The Nix(169)
“Listen. We should figure out a plan. Alice said we needed to get out of town. Maybe even out of the country.”
“Yeah. I’m beginning to believe her.”
“Just for a little while. If Brown is retiring soon, why not wait him out? Make sure he knows it will be years before a trial happens. Get rid of him, get another judge.”
“Where would we go?” Faye said.
“I don’t know. Canada. Europe. Jakarta.”
“Actually, no,” she said, and she put the mug on the counter. “We can’t leave the country. I’ve been charged with terrorism. There’s no way they’ll let me on an airplane.”
“Yes. Right.”
“We’ll have to trust Simon, I guess.”
“Trust Simon. I really hope that’s not our best option.”
“What else can we do?”
“Alice said the judge will never back down. He really seriously wants to put you away forever. This is not a joke.”
“It doesn’t feel like a joke.”
“He said he’s in a wheelchair because of you. What did you do to him?”
“Nothing. I have no idea what he’s talking about. Honest.”
A rush of plumbing came from the bathroom then, and Simon emerged, little water specks dotting the arms of his sport coat.
“Professor Anderson, sir, I’m actually glad you’re here. I’ve been meaning to talk to you. About your letter? The letter to the judge that you’ve been working on tirelessly, I assume?”
“Right. Yes. What about it?”
“Well, I wanted to personally thank you, sir, for all your efforts and all the time you’ve no doubt put into this already. But you should know that we will no longer be needing your services.”
“My services. Sounds like you’re firing me.”
“Yes. The letter you’re writing? That will no longer be necessary.”
“But my mom is in pretty big trouble.”
“Oh, yes, she most certainly is, sir.”
“She needs my help.”
“She definitely does need help from somebody, sir. But probably not from you. Not anymore.”
“Why not?”
“How do I say this delicately? It’s just that I’ve become convinced, sir, that you are not in a position to help her. Probably you’d make things worse. I’m referring of course to the scandal.”
“What scandal?”
“At the university, sir. Dreadful.”
“Simon, what the hell are you talking about?”

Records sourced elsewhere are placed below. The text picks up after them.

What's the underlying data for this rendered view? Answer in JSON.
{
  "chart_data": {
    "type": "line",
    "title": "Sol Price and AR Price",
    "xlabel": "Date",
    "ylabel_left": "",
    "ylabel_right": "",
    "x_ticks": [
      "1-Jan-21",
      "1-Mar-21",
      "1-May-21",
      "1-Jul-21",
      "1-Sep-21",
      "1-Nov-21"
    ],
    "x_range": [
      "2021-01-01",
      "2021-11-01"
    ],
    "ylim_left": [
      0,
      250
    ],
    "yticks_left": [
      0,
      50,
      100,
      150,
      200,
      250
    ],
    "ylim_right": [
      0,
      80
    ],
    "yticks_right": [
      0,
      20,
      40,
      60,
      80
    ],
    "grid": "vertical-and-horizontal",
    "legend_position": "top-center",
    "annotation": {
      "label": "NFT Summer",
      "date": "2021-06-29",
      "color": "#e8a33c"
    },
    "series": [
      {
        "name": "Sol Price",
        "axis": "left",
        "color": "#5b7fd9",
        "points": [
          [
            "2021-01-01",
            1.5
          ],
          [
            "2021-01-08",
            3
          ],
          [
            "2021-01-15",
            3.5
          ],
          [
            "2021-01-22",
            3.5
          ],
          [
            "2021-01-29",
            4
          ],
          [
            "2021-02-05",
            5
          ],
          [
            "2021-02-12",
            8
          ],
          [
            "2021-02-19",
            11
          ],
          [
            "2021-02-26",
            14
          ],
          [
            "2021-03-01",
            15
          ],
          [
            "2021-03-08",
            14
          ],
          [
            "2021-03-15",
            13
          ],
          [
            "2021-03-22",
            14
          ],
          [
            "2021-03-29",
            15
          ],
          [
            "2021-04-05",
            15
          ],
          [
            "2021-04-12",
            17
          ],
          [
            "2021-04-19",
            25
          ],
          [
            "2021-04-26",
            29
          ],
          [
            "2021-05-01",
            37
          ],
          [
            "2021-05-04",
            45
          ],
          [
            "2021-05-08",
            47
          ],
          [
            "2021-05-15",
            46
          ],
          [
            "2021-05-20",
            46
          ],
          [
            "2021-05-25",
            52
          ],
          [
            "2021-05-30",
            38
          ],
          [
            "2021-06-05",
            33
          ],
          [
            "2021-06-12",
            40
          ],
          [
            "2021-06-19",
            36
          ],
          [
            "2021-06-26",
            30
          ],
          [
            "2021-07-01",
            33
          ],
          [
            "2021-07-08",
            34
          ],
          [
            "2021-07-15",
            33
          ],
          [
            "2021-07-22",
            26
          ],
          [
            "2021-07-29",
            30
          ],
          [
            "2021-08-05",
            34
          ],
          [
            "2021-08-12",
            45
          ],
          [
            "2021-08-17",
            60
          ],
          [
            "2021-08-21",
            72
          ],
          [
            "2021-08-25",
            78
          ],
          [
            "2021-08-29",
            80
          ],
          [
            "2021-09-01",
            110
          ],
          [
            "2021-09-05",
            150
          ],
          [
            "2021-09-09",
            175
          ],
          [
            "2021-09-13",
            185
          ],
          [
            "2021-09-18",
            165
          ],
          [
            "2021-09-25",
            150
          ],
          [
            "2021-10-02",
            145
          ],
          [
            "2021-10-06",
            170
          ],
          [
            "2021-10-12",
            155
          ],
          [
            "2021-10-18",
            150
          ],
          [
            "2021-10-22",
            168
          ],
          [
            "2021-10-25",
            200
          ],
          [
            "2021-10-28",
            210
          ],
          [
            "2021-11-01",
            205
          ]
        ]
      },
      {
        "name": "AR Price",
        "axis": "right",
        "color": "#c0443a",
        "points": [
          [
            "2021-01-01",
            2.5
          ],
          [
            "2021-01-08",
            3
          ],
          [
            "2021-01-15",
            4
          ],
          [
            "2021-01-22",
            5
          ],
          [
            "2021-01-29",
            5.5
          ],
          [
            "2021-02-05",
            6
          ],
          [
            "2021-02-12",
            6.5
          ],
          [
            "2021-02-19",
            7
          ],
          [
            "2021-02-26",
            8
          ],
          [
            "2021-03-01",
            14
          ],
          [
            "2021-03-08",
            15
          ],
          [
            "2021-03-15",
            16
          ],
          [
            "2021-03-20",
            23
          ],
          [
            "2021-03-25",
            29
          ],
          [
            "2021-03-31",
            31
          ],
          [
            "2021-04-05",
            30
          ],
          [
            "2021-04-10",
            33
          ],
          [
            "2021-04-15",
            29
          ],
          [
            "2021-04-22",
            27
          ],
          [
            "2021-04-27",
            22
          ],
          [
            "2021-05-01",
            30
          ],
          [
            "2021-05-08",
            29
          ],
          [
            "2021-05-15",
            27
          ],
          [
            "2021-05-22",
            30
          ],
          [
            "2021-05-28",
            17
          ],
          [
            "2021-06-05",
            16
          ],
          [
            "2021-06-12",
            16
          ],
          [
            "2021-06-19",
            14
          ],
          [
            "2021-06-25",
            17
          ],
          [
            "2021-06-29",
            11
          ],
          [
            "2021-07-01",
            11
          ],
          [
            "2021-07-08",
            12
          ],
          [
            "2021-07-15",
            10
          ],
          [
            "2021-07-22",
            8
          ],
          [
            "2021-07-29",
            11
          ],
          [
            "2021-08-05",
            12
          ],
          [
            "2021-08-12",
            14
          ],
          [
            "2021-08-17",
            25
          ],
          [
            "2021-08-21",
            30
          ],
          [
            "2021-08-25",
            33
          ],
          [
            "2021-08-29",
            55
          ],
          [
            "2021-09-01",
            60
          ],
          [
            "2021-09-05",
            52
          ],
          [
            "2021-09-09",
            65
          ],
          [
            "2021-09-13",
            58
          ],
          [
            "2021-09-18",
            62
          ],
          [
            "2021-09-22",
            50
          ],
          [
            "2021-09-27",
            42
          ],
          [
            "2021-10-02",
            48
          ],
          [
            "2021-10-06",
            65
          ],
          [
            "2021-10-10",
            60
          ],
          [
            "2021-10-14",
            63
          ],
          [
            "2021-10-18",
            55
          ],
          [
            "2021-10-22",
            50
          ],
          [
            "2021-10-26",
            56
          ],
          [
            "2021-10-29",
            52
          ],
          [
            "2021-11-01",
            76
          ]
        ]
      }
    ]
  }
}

“Oh, you haven’t seen yet? Oh, my. I’m so sorry, sir. Seems like I’m always the one to bring you bad news, eh? Haha. Perhaps if you checked your e-mail more often, or watched the local news?”
“Simon.”
“Of course, sir. Well, it looks like there’s a brand-new student organization that’s gaining some serious attention at your school. This organization’s purpose, its singular raison d’être, if you will, seems to be getting you fired.”
“Seriously?”
“They have their own website, which has been gleefully shared and circulated by your students, both current and former. You are now pretty much the textbook definition of what PR people call toxic. Hence our no longer needing you to vouch for your mother.”
“Why do my students want me fired?”
“Perhaps it would be best to look at it yourself?”
Simon removed a laptop from his briefcase and called up the website: a new student organization called S.A.F.E.—or Students Against Faculty Extravagance—arguing that university professors were wasting taxpayer money. Their evidence? One Samuel Anderson, a professor of English, who, according to the website, abused his office computer privileges:
During routine maintenance, the Computer Support Center found logs showing Professor Anderson uses his computer to play “World of Elfscape” for a frankly shocking number of hours each week. This is a completely unacceptable use of university resources.
There was also an associated letter-writing campaign that had gotten the attention of the dean, the press, and the governor’s office. Now the whole matter was being sent to the university disciplinary committee for a full hearing.
“Oh, shit,” Samuel said at the thought of explaining Elfscape to a committee of humorless gray-haired professors of philosophy and rhetoric and theology. It made him break out in an immediate sweat, justifying to his colleagues why he had a robust second life as an elven thief. Oh god.
The president of S.A.F.E. was quoted on the website as saying that students needed to be vigorous watchdogs of faculty who wasted their tuition dollars. The student’s name was, of course, Laura Pottsdam.
“Fuck this,” Samuel said, closing the laptop. He walked over to the expanse of windows on the apartment’s north wall and looked out at the jagged city.
He remembered Periwinkle’s ridiculous advice: that he should declare bankruptcy and move to Jakarta. That was actually sounding pretty good right about now. “I think it’s time to leave,” he said.
“Excuse me, sir?”
“It’s time to get on a plane and leave,” Samuel said. “Leave my job, and my life, and the whole country. Start fresh, somewhere else.”